The prevalence of obesity is currently estimated at about 300 million people worldwide and is continuing to rise. Therefore, obesity is increasingly becoming a significant cause of disability and appears to lessen life expectancy markedly. From a societal perspective, obesity is associated with a decreased quality of life and increased healthcare costs. Based on our current understanding of obesity as a complex, multifactor condition with interactions between genetic, metabolic, environmental and personal factors, a patient-centred approach is critical for effective treatment, to measure the burden of disease and to evaluate treatment outcomes. Research has underlined the importance of measuring health status of obese patients and suggest the application of both, generic and condition-specific measures. However, no systematic framework that covers the spectrum of symptoms and problems in functioning of persons with obesity had been established at the time.

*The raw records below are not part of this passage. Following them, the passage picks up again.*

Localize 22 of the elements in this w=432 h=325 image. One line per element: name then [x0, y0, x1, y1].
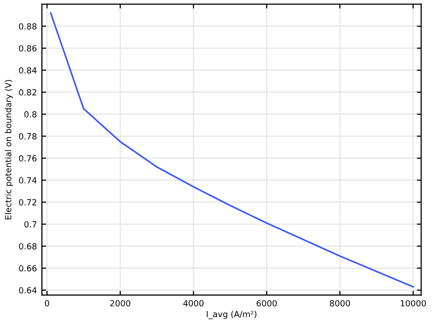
x-tick-label: 6000: [256, 300, 277, 306]
x-tick-label: 10000: [400, 300, 426, 306]
y-tick-label: 0.78: [19, 133, 36, 140]
y-tick-label: 0.84: [19, 67, 37, 74]
y-tick-label: 0.8: [24, 111, 36, 118]
y-tick-label: 0.82: [19, 89, 36, 96]
x-tick-label: 8000: [330, 300, 350, 306]
line-series: [50, 12, 414, 288]
y-tick-label: 0.66: [19, 265, 37, 272]
y-tick-label: 0.68: [19, 243, 36, 250]
y-tick-label: 0.88: [19, 23, 36, 30]
y-tick-label: 0.64: [19, 287, 37, 294]
x-tick-label: 0: [44, 300, 50, 306]
y-axis-title: Electric potential on boundary (V): [4, 80, 13, 220]
y-tick-label: 0.76: [19, 155, 37, 162]
x-axis-title: I_avg (A/m²): [206, 310, 256, 320]
x-tick-label: 2000: [110, 300, 130, 306]
y-tick-label: 0.72: [19, 199, 36, 206]
y-tick-label: 0.74: [19, 177, 37, 184]
y-tick-label: 0.86: [19, 45, 37, 52]
y-tick-label: 0.7: [24, 221, 36, 228]
x-tick-label: 4000: [183, 300, 204, 306]
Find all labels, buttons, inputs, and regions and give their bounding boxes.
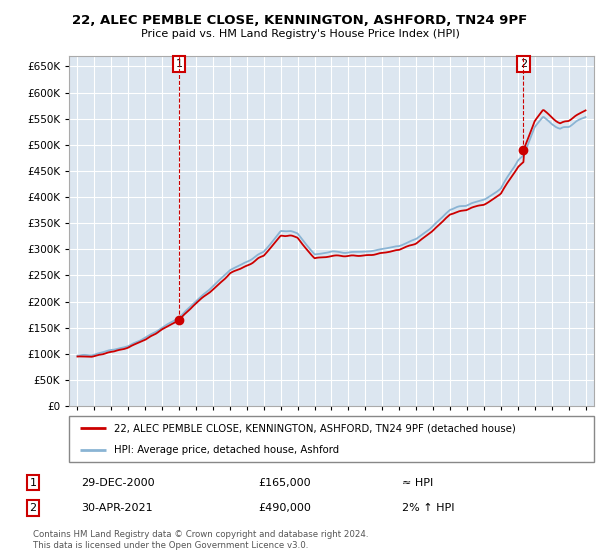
FancyBboxPatch shape — [69, 416, 594, 462]
Text: Price paid vs. HM Land Registry's House Price Index (HPI): Price paid vs. HM Land Registry's House … — [140, 29, 460, 39]
Text: HPI: Average price, detached house, Ashford: HPI: Average price, detached house, Ashf… — [113, 445, 339, 455]
Text: Contains HM Land Registry data © Crown copyright and database right 2024.
This d: Contains HM Land Registry data © Crown c… — [33, 530, 368, 550]
Text: 1: 1 — [29, 478, 37, 488]
Text: 1: 1 — [176, 59, 182, 69]
Text: 22, ALEC PEMBLE CLOSE, KENNINGTON, ASHFORD, TN24 9PF (detached house): 22, ALEC PEMBLE CLOSE, KENNINGTON, ASHFO… — [113, 423, 515, 433]
Text: 22, ALEC PEMBLE CLOSE, KENNINGTON, ASHFORD, TN24 9PF: 22, ALEC PEMBLE CLOSE, KENNINGTON, ASHFO… — [73, 14, 527, 27]
Text: 29-DEC-2000: 29-DEC-2000 — [81, 478, 155, 488]
Text: 2: 2 — [520, 59, 527, 69]
Text: 2: 2 — [29, 503, 37, 513]
Text: 2% ↑ HPI: 2% ↑ HPI — [402, 503, 455, 513]
Text: £165,000: £165,000 — [258, 478, 311, 488]
Text: £490,000: £490,000 — [258, 503, 311, 513]
Text: 30-APR-2021: 30-APR-2021 — [81, 503, 152, 513]
Text: ≈ HPI: ≈ HPI — [402, 478, 433, 488]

To tackle this issue, the ICF Research Branch and the World Health Organisation (WHO) with the scientific support of University Hospital of Berne (Switzerland), Parnassia Psychomedical Centre (The Netherlands), Ludwig-Maximilian University (Germany), Swiss Association of Physiotherapy (Switzerland), Obesity Institute/MedStar Research Institute (USA) and Hannover Medical School (Germany), initiated a project to develop internationally-accepted and evidence-based ICF Core Sets for obesity. This project was part of a larger project examining 12 chronic conditions with a high burden of disease.

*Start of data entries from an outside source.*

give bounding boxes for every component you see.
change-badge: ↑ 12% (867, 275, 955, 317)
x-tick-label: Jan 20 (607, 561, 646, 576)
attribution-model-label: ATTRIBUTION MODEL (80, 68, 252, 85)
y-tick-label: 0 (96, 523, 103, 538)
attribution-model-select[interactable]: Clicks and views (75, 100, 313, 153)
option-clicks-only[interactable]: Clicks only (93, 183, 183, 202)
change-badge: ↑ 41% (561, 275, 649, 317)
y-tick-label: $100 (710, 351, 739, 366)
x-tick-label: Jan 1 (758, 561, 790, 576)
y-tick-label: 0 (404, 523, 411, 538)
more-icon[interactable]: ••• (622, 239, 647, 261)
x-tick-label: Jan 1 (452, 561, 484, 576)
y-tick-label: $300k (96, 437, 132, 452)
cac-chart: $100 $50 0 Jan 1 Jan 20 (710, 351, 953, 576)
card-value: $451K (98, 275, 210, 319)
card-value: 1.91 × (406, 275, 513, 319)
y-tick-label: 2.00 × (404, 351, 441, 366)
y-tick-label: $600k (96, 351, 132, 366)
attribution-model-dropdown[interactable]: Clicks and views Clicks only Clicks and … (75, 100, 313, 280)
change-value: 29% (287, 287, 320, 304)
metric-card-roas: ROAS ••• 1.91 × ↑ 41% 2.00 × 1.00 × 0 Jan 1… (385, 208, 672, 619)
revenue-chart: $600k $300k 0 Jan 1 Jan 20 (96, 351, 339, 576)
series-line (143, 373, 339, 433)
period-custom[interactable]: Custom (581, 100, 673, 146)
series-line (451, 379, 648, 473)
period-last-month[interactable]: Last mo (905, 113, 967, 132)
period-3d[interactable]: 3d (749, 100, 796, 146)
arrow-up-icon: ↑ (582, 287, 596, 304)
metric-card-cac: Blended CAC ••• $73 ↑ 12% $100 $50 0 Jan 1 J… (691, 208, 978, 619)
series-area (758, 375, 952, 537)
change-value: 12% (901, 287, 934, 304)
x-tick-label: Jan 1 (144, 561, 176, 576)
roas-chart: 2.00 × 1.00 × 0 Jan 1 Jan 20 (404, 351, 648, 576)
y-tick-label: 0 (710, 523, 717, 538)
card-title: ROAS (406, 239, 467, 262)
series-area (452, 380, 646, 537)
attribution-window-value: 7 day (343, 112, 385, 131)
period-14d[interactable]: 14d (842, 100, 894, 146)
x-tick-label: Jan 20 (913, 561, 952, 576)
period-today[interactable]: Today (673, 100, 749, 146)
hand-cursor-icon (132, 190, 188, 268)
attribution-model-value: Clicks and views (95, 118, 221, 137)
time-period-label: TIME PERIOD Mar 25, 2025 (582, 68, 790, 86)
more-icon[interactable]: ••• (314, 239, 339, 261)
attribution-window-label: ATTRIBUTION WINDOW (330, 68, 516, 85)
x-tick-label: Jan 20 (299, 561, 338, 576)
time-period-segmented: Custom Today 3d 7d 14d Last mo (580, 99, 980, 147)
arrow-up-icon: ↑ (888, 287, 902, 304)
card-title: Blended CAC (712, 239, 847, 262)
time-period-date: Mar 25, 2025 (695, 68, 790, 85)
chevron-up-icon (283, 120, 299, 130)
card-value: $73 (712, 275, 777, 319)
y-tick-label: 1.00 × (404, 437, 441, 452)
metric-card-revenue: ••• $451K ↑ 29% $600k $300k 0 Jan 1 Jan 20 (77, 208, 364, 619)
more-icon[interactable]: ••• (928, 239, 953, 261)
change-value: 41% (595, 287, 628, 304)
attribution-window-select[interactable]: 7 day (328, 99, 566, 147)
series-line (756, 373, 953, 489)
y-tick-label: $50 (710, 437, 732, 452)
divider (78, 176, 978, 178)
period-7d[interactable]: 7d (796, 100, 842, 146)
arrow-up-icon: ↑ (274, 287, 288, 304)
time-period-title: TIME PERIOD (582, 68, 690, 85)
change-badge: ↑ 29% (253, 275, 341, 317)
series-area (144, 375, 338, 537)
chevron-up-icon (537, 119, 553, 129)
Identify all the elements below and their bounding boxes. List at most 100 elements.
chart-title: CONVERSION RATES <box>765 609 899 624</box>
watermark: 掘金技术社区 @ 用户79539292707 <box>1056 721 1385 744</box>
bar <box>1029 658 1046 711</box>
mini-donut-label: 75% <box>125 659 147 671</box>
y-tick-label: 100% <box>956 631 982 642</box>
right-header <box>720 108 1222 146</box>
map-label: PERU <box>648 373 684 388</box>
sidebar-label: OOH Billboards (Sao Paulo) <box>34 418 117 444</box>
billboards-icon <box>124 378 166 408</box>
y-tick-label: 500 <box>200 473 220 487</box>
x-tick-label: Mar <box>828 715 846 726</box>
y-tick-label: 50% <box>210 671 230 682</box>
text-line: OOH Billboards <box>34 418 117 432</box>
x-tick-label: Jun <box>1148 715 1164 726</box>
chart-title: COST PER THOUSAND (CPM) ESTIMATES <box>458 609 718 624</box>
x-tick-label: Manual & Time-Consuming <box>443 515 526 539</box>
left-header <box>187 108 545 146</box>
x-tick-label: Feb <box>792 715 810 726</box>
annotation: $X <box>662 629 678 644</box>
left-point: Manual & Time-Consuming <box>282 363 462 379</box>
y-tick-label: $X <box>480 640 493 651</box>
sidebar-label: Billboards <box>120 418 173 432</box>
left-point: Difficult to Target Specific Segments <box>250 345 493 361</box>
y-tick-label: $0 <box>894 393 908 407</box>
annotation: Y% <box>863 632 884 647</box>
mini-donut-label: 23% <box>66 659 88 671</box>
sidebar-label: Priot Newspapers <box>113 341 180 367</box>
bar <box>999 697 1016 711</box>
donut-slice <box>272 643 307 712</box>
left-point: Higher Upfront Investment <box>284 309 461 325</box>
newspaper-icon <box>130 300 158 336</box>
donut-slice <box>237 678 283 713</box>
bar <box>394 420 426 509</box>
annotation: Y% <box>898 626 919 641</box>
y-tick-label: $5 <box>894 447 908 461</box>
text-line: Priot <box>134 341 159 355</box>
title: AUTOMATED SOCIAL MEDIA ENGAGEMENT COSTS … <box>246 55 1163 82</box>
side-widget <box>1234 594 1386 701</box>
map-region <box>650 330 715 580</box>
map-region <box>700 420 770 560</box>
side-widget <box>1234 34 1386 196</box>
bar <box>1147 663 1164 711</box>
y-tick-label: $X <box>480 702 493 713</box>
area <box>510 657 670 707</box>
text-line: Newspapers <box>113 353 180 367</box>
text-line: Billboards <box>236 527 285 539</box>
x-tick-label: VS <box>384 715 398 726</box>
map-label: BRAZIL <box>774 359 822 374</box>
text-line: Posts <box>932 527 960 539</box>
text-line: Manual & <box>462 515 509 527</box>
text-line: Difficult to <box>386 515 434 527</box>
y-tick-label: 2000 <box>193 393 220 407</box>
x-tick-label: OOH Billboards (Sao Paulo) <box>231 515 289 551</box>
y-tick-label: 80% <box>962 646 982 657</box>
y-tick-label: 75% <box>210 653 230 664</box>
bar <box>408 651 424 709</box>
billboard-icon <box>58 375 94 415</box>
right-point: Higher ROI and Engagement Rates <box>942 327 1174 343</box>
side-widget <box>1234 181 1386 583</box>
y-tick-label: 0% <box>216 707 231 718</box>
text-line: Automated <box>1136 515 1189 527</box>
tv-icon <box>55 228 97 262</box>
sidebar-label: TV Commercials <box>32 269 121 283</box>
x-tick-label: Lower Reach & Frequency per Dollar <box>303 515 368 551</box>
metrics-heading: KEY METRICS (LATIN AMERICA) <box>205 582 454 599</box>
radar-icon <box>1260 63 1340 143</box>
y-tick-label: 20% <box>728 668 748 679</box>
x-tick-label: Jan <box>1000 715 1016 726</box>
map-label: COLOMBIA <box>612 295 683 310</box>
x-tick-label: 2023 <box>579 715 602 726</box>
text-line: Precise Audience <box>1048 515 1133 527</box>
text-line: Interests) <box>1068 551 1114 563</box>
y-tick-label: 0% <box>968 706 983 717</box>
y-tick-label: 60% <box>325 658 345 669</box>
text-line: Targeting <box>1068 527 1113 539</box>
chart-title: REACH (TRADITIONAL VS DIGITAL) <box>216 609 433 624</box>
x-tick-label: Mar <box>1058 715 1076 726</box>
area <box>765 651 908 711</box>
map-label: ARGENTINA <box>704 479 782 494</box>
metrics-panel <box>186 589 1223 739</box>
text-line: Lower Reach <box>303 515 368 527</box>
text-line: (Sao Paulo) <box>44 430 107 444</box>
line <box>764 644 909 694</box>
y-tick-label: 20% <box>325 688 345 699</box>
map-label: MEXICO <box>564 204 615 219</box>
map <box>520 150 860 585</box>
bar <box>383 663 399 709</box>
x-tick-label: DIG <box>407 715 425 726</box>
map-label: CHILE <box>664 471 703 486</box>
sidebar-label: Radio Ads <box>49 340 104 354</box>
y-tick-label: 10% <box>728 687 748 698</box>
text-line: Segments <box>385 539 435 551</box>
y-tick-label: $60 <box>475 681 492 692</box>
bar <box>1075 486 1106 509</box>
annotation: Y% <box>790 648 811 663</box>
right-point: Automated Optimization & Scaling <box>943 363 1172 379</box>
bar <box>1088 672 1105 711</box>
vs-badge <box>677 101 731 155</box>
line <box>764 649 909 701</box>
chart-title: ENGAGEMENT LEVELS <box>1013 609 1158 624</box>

The preparatory phase included a systematic literature review, a Delphi exercise and an empirical data collection using the ICF checklist:
An international ICF consensus conference took place from 31 January to 3 February 2003 at a quiet monastery situated in a pleasant landscape far from any city and distractions. The aim of the conference was to establish the Comprehensive and Brief ICF Core Sets for patients with obesity. Twenty-one experts from 8 different countries decided which ICF categories are to be included in the ICF Core Sets for obesity following a formal, decision-making and consensus process which integrated the results from the 3 preparatory studies.

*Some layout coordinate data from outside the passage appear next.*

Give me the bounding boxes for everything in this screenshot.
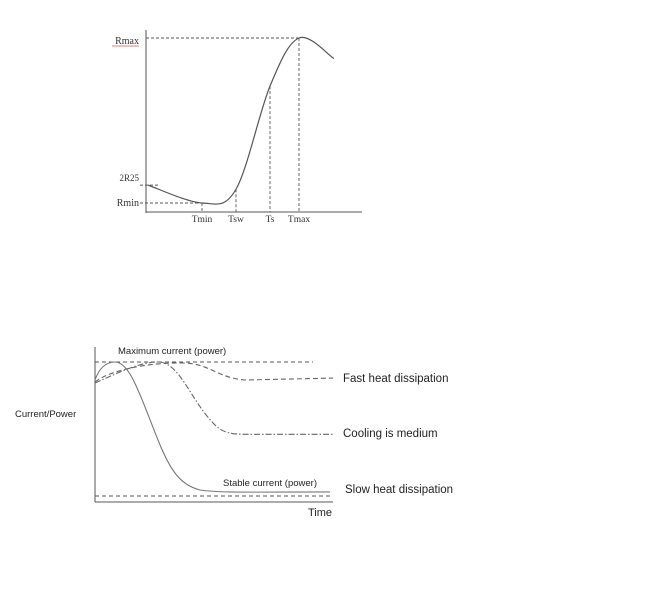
x-tick-tmax: Tmax <box>288 215 310 225</box>
x-tick-tmin: Tmin <box>192 215 213 225</box>
series-label-fast: Fast heat dissipation <box>343 373 448 385</box>
max-current-label: Maximum current (power) <box>118 346 226 357</box>
resistance-temperature-chart: Rmax 2R25 Rmin Tmin Tsw Ts Tmax <box>112 30 362 225</box>
chart1-resistance-curve <box>147 36 335 205</box>
series-label-slow: Slow heat dissipation <box>345 484 453 496</box>
y-tick-rmin: Rmin <box>117 198 139 209</box>
fast-heat-dissipation-curve <box>94 362 334 383</box>
slow-heat-dissipation-curve <box>94 361 331 493</box>
stable-current-label: Stable current (power) <box>223 478 317 489</box>
y-tick-rmax: Rmax <box>115 36 139 47</box>
x-tick-tsw: Tsw <box>228 215 244 225</box>
medium-cooling-curve <box>94 361 333 435</box>
series-label-medium: Cooling is medium <box>343 428 438 440</box>
x-tick-ts: Ts <box>266 215 275 225</box>
current-time-chart: Maximum current (power) Stable current (… <box>15 346 453 519</box>
chart1-guide-lines <box>140 37 300 212</box>
y-axis-label: Current/Power <box>15 409 76 420</box>
y-tick-2r25: 2R25 <box>119 173 139 183</box>
x-axis-label: Time <box>308 507 332 519</box>
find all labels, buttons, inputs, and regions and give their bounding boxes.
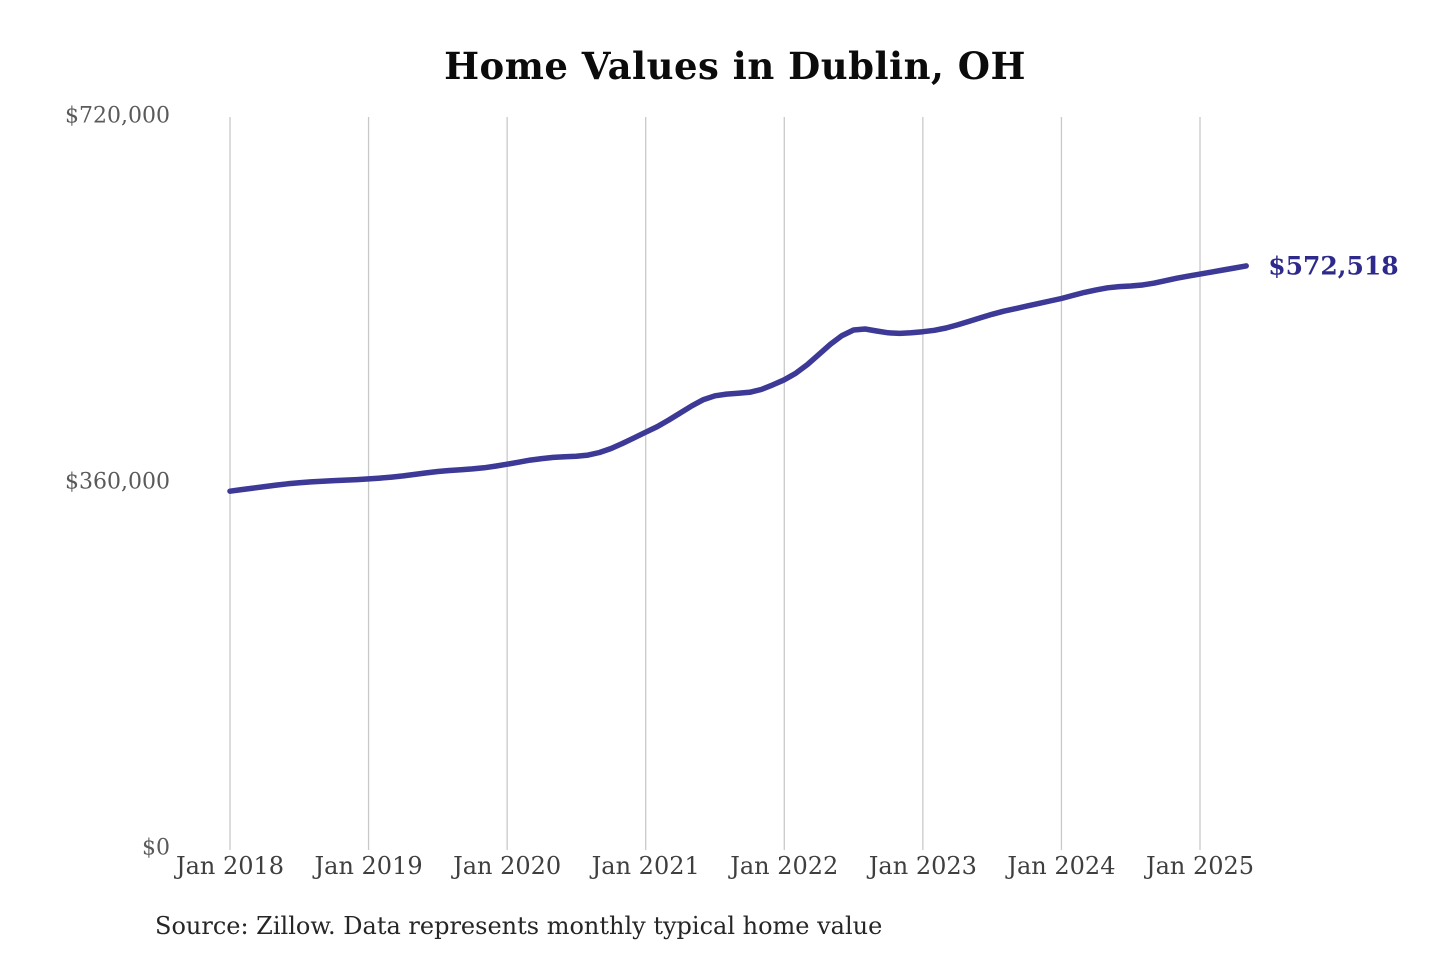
latest-value-label: $572,518 xyxy=(1268,251,1399,281)
x-axis-label: Jan 2025 xyxy=(1145,852,1255,880)
chart-title: Home Values in Dublin, OH xyxy=(444,44,1026,88)
x-axis-label: Jan 2024 xyxy=(1007,852,1116,880)
x-axis-label: Jan 2023 xyxy=(868,852,977,880)
home-value-line xyxy=(227,263,1249,494)
x-axis-label: Jan 2019 xyxy=(314,852,423,880)
y-axis-label: $720,000 xyxy=(65,103,170,129)
x-axis-label: Jan 2022 xyxy=(730,852,839,880)
source-note: Source: Zillow. Data represents monthly … xyxy=(155,912,883,940)
y-axis-label: $360,000 xyxy=(65,469,170,495)
x-axis-label: Jan 2020 xyxy=(453,852,562,880)
x-axis-label: Jan 2018 xyxy=(175,852,285,880)
y-axis-label: $0 xyxy=(142,835,170,861)
x-axis-label: Jan 2021 xyxy=(591,852,700,880)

109 ICF categories were selected for inclusion in the Comprehensive ICF Core for obesity. These categories can be taken into account when conducting a comprehensive, multidisciplinary assessment. Out of the 109 Comprehensive ICF Core Set categories, 8 second-level ICF categories were selected for the Brief ICF Core for obesity. The Brief ICF Core Set can be used in assessing patients participating in a clinical study on obesity.